Vamos a reconocerlo. Todos intuíamos que Woddy Allen no saldría vivo de esta carnicería. Allen tuvo la suerte de ser investigado por dos fiscales distintos que concluyeron que no existían indicios sólidos para encausarlo por el delito de abusos sexuales que le atribuía su exesposa Mia Farrow sobre su hija Dylan. Si esto llega a los tribunales veinte años después, muy probablemente el fallo judicial no hubiera sido distinto, pero la reacción social lo hubiera fulminado. En cambio, los efectos del Me Too lo están asando a fuego lento. Es cierto que Dylan Farrow ha insistido en sus acusaciones. Relató en una entrevista televisiva cómo su padre la toqueteó en la zona vaginal a los siete años. He escuchado con asombro que si una mujer, al cabo de un cuarto de siglo, insiste en la veracidad de una versión, esa versión, sencillamente, es la realidad. Como si no conociéramos todos a individuos de ambos sexos capaces de sostener una mentira -o defender una fantasía- durante toda una vida. Lo que sí está clínicamente demostrado es que quien practica el abuso sexual lo asume como una costumbre, como un rasgo de comportamiento compulsivo muy difícilmente controlable. El pederasta tiende a actuar cada vez que tiene una oportunidad. Sobre Woody Allen -una figura pública desde hace medio siglo- no pesa ninguna acusación al respecto, salvo la de Farrow y su hija.

Es muy recomendable la lectura de un largo y esclarecedor artículo publicado por Moses Farrow, hijo de Allen y de la actriz, un psiquiatra alejado de lentejuelas, bambalinas y televisiones, que traza un retrato escalofriante de la vida familiar bajo la férula de su madre y cómo impartía un interminable adoctrinamiento en el odio contra el cineasta cuando se produjo el divorcio y contendieron en los tribunales por la custodia de los hijos. Desde antes del desayuno hasta después de anochecer el discurso era el mismo: Allen era un monstruo y nunca más debían tener contacto con él. Llega algo tarde.
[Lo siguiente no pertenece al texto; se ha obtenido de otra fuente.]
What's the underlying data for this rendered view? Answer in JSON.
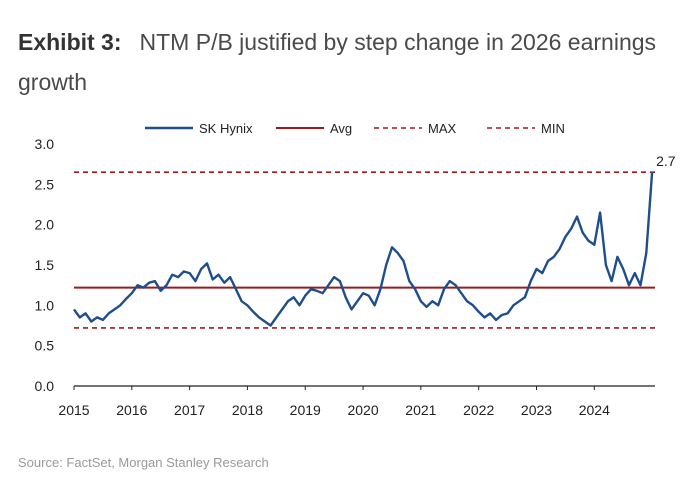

Uno de las derivadas perversas del Me Too es que la acusación -la mera insinuación incluso- se torna en un arma formidable para quienes la verdad o no de lo denunciado resulta insignificante: se limitan a explotarlo a su favor. Amazon no incumple sus compromisos contractuales con Woody Allen porque sea pederasta, sino para ahorrarse mucho dinero. Pero todo este laberinto tóxico se ramifica por contacto simbólico: la cínica decisión de Amazon lleva a que tres o cuatro grandes editoriales estadounidenses se nieguen a publicar las memorias de Woody Allen, cada vez más acorralado por una persecución miserable y delirante que funciona de facto como una censura feroz que persigue destruir a un artista.

Yo fui testigo, no hace mucho tiempo, del exitoso intento de crear un caso de abusos sexuales por motivaciones políticas. Fue una experiencia profesional que me impactó profundamente, quizás más de lo que estoy dispuesto a admitir, porque el concentrado de miseria humana que se exhibió sin pudor, la farsa vomitiva que se prolongó durante meses y años para exprimir titulares en un festín moralista, el pútrido aliento moral de los canallitas que montaron la pantomima y de los que la jalearon inmediatamente les ha salido gratis. Pero un día se escribirá. Con precisión, con rigor y con detalles. No hace falta ganar un Globo de Oro ni trabajar en Amazon para ser un asqueroso sinvergüenza.